I’m going to take a simple concept, UNIX pipes, and basically frame (or misframe?) a nontrivial scenario.
$ cat /proc/cpuinfo | grep CPU | wc -l
4
We all know pipes, of course. You pipe stuff in and pipe stuff out. Easy enough. I think the piping in the example above is context-free. Each pipe has a stream of continuous bytes for its input and output. This is the simplest case.
Now let’s say we’re writing a program to simulate a user running a CLI application, like R. In our simulator, we’ll execute R
as a child process. Then, since R is a CLI program, we’ll have to work with its stdin and stdout file descriptors (which are pipes).

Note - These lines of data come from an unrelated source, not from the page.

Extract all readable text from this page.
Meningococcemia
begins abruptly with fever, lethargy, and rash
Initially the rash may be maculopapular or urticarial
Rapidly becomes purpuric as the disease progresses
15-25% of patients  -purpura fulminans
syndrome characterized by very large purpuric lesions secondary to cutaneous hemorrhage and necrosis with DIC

It’s easy enough to simulate a user typing in commands – simply write data to R’s stdin. To get the output, read from its stdout. We know this, and the entire scenario is simple enough. Let’s also call it “context-free.”
But what if you wanted to capture the output for each command separately? Now we’re moving away from the context-free, infinite streams of bytes. It’s more like chunked data. If you send R
c(1:20)
you’ll get back
[1] 1 2 3 4 5 6 7 8 9 10 11 12 13 14 15 16 17 18 19 20
Obviously the response, the printed vector, is part of the same “chunk” but the “context-free pipe” has no awareness of that.
This is where things get nontrivial. Our simulator needs to send c(1:20)
, or some other form of input, and read the response from R. How long is the response? How many bytes do I need to read from the pipe? How will I know when it has finished outputting data?
Please, don’t actually build a simulator like this for R. There are better ways to do this, like telling R to output to a file.
However, if you “zoom out” and think about UNIX pipes in general, these concepts are important. This is why most protocols over TCP include a payload length. You can think of TCP sockets as pipes, and think about how these questions are formed in that scenario.
Anyway, I hope that made sense. Monday night thoughts :P.